Third, Sowell is highly critical of William Bowen and Derek Bok, former university presidents of Princeton and Harvard, whose 1998 book The Shape of the River caused quite a stir when it revealed how race-sensitive admissions policies increased the likelihood that blacks would be admitted to selective universities and that upon graduation these students were more likely to become leaders of community and social service organizations.

Fourth, he argues that in the United States as in other countries, the original rationale for affirmative action has little to do with how it actually is practiced. The disproportionate benefit that well-placed, affluent blacks receive, with little if any going to those who continue to suffer the most, has discredited the ethos of affirmative action more than anything. On this last point, few disagree.

==Critical reception==
The Economist magazine praised the book as "terse, well argued and utterly convincing" and "crammed with striking anecdotes and statistics."

Economic historian Stuart Jones called the book a "brilliant empirical study of affirmative action" and stated that it "deserves to be read widely, especially by politicians and development economists."

A review in the International Journal of Legal Information wrote that "Affirmative Action around the World is an informative, well-written book. The author cogently presents his arguments against group preferences and does not attempt to provide a comprehensive global analysis." The review also notes that there "is no single study that incorporates the five profiled counties or studies the aspects of affirmative action raised by Sowell for each country. The book does not contain the graphs, charts, or variable equations one might expect in a scientific paper."

A review in The Yale Journal of International Law wrote that the book is "an extensively researched, accessibly written, and refreshingly comparative addition to the conservative canon." According to the review, the most important shortcoming of the book is that it "lacks a comprehensive discussion of alternatives to affirmative action and possible ramifications of other options."

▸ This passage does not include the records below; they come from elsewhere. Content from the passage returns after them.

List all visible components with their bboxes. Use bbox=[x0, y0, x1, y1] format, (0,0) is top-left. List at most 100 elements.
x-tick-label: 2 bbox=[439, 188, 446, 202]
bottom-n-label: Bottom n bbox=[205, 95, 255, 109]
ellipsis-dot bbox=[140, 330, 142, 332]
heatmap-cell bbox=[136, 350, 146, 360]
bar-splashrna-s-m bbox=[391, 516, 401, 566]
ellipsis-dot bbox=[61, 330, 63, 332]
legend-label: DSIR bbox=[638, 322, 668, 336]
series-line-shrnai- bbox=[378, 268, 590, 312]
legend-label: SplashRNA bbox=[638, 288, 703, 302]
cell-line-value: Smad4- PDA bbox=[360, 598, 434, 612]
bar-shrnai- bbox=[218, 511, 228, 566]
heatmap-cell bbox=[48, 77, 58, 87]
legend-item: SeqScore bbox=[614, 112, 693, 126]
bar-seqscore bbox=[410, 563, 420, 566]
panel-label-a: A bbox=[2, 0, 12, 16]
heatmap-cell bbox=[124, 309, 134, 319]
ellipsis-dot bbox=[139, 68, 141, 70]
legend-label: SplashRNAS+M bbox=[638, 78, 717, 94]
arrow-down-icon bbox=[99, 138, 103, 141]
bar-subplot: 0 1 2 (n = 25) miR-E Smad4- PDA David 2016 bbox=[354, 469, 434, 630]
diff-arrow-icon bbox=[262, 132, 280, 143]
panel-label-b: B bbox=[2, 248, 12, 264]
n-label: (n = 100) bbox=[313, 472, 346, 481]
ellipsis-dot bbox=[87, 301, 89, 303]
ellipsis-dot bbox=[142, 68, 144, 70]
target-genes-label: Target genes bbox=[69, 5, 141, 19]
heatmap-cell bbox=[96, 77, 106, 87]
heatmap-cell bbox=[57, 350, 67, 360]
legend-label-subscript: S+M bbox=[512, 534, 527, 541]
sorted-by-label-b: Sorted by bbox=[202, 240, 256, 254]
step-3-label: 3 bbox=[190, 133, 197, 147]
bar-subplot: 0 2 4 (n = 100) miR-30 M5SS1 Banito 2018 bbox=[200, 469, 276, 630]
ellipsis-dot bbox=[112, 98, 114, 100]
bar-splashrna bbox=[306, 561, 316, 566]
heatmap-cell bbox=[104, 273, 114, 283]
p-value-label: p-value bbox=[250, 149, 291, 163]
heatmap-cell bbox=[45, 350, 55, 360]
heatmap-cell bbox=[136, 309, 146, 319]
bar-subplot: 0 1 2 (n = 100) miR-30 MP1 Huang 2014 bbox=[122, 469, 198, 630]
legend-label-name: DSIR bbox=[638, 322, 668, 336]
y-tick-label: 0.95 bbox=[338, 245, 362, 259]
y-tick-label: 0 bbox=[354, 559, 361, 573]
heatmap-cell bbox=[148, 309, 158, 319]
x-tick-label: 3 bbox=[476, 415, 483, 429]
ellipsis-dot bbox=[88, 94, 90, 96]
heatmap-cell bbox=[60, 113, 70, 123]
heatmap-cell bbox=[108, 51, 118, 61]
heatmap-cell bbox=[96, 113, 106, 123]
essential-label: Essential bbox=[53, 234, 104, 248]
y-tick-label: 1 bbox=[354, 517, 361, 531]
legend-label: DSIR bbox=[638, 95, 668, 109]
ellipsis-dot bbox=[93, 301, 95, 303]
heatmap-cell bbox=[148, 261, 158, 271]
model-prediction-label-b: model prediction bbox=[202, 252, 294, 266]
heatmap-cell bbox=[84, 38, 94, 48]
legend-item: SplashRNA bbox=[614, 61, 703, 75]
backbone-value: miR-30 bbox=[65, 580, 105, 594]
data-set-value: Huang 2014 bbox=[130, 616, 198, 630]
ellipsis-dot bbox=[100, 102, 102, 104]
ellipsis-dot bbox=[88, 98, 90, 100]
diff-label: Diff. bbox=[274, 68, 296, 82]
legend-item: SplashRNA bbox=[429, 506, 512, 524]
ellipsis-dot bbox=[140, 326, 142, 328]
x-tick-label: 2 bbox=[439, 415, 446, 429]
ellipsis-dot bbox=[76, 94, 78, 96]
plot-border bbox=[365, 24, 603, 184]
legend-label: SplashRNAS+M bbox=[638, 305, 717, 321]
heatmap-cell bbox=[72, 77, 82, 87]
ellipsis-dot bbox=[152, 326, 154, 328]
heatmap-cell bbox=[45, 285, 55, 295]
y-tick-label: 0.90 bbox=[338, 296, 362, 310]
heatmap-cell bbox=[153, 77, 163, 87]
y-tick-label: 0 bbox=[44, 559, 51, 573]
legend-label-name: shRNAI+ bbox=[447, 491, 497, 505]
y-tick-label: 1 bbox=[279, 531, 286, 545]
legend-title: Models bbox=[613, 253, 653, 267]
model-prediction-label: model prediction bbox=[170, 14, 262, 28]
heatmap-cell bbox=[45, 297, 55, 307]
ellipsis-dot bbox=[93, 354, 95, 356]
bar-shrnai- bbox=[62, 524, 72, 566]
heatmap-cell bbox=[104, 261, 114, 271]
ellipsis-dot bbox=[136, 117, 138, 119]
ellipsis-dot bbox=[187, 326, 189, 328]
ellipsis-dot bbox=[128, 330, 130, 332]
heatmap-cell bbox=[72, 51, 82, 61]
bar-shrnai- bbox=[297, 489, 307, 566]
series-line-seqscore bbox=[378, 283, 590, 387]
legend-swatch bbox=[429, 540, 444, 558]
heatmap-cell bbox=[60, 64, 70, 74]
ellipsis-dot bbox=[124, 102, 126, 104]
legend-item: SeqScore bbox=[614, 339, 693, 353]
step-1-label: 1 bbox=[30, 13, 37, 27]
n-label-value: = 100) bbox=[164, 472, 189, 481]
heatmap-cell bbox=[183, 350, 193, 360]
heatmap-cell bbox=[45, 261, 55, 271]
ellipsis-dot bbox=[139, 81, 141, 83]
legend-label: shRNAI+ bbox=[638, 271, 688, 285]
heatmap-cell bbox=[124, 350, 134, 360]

Michael Bérubé, writing for The Nation magazine, agreed with Sowell's arguments that affirmative action has gone far beyond what the Civil Rights Act of 1965 intended and that preferential benefits for ethnic groups without historical oppression in the United States are unjustified but criticized Sowell's association of affirmative action with unrest in the countries selected for the study and pointed out the United States has never implemented the racial preference systems of those foreign countries.

Economist Cecilia Conrad wrote that the book "might have been more accurately titled The Case Against Affirmative Action Around the World." Conrad concludes that the book "succeeds in establishing the costs of the policy are similar around the world, but it fails as an overall assessment of affirmative action."

A review in Ethics & International Affairs wrote that "Sowell leaps to conclusions without adequate evidence and oversimplifies complex issues" and that Sowell only presents a "selection of the facts." Additionally, the review concludes that the book is ridden with Sowell's "values and theoretical preconceptions."